According to estimates produced by the Alternative Fuel Life-Cycle Environmental and Economic Transportation (AFLEET) tool developed by the Argonne National Laboratory, RNG powered natural gas vehicles can reduce GHG emissions by as much as 75% compared to vehicles running on petroleum based fossil fuels. The California Air Resources Board conducts a similar lifecycle analysis to evaluate GHG emissions of vehicle fuels when implementing the Low Carbon Fuel Standard.

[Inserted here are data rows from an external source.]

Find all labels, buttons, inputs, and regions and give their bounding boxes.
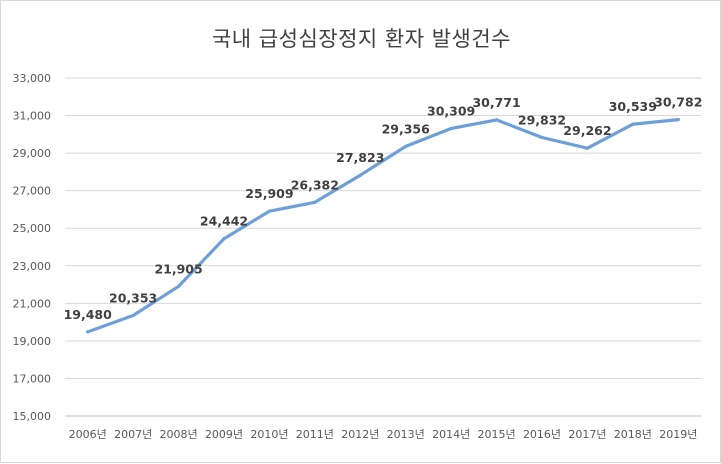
series-line bbox=[86, 117, 680, 334]
y-tick-label: 21,000 bbox=[13, 297, 52, 310]
data-label: 30,771 bbox=[472, 95, 520, 110]
data-point bbox=[404, 144, 408, 149]
data-point bbox=[631, 122, 635, 126]
y-tick-label: 29,000 bbox=[13, 147, 52, 160]
x-tick-label: 2016년 bbox=[523, 428, 561, 441]
data-point bbox=[494, 118, 499, 122]
y-tick-label: 31,000 bbox=[13, 110, 52, 123]
y-tick-label: 19,000 bbox=[13, 335, 52, 348]
x-tick-label: 2014년 bbox=[432, 428, 470, 441]
x-tick-label: 2019년 bbox=[659, 428, 697, 441]
data-point bbox=[540, 135, 544, 140]
x-tick-label: 2013년 bbox=[387, 428, 425, 441]
data-point bbox=[222, 237, 226, 241]
data-point bbox=[86, 330, 90, 334]
data-point bbox=[676, 118, 680, 122]
data-point bbox=[358, 173, 362, 177]
data-label: 19,480 bbox=[64, 307, 113, 322]
data-point bbox=[176, 284, 181, 288]
y-tick-label: 33,000 bbox=[13, 72, 52, 85]
data-label: 30,782 bbox=[654, 95, 702, 110]
data-label: 30,539 bbox=[609, 99, 657, 114]
x-tick-label: 2017년 bbox=[568, 428, 606, 441]
data-label: 25,909 bbox=[245, 186, 293, 201]
y-tick-label: 25,000 bbox=[13, 222, 52, 235]
data-point bbox=[267, 209, 272, 213]
data-point bbox=[131, 313, 135, 318]
data-label: 29,262 bbox=[563, 123, 611, 138]
data-label: 26,382 bbox=[291, 177, 339, 192]
y-tick-label: 17,000 bbox=[13, 372, 52, 385]
y-tick-label: 15,000 bbox=[13, 410, 52, 423]
x-tick-label: 2011년 bbox=[296, 428, 334, 441]
x-tick-label: 2010년 bbox=[250, 428, 288, 441]
x-tick-label: 2018년 bbox=[614, 428, 652, 441]
x-tick-label: 2008년 bbox=[160, 428, 198, 441]
data-label: 29,356 bbox=[382, 121, 431, 136]
data-label: 29,832 bbox=[518, 112, 566, 127]
x-tick-label: 2015년 bbox=[478, 428, 516, 441]
data-point bbox=[449, 126, 453, 131]
y-tick-label: 27,000 bbox=[13, 185, 52, 198]
data-label: 27,823 bbox=[336, 150, 384, 165]
data-point bbox=[313, 200, 317, 204]
y-tick-label: 23,000 bbox=[13, 260, 52, 273]
x-tick-label: 2007년 bbox=[114, 428, 152, 441]
chart-title: 국내 급성심장정지 환자 발생건수 bbox=[211, 27, 511, 51]
data-point bbox=[585, 146, 590, 150]
x-tick-label: 2012년 bbox=[341, 428, 379, 441]
data-label: 21,905 bbox=[154, 261, 202, 276]
data-label: 20,353 bbox=[109, 290, 157, 305]
data-label: 30,309 bbox=[427, 104, 475, 119]
x-tick-label: 2006년 bbox=[69, 428, 107, 441]
data-label: 24,442 bbox=[200, 214, 248, 229]
x-tick-label: 2009년 bbox=[205, 428, 243, 441]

Natural gas, regardless of whether it is derived from fossil gas or renewable natural gas, has a lower carbon footprint compared to conventional fossil fuels that they are replacing, including coal and petroleum based fuels such as diesel and gasoline used to power vehicles and produce electricity. Compared to fossil natural gas, renewable natural gas fares even better in terms of it overall carbon footprint when taking GHG emissions produced during its production, transportation and use into consideration. Some renewable natural gas projects can have an even lower carbon footprint if methane emissions that would have been produced by the organic waste that was converted into natural gas is taken into account.

In cases where methane emissions are substantially reduced by diverting organic waste from its normal method of disposal (for example food waste, wastewater sludge or manure that would otherwise be sent to a landfill) for use as RNG feedstock that is fed into an anaerobic digester, can result in a negative carbon footprint. While RNG projects that collect methane produced as a result of day-to-day operations, such as landfills or wastewater treatment facilities, cannot claim any climate benefit from capturing and destroying methane, as they are required to do so, they can account for climate benefits from GHG emission reductions achieved by recovering the energy (from the methane source) that would previously have been wasted when the methane was flared (since they are not required to recover energy). However, these projects will still have a positive rather than a negative carbon footprint overall.

Other Benefits of RNG Vehicles

Besides the reduction in GHG emissions, vehicles powered by renewable natural gas improve local air quality and are quieter than their diesel powered counterparts, which has positive health benefits for local communities.

Source

An Overview of Renewable Natural Gas from Biogas. July 2020, EPA 456-R-20-001.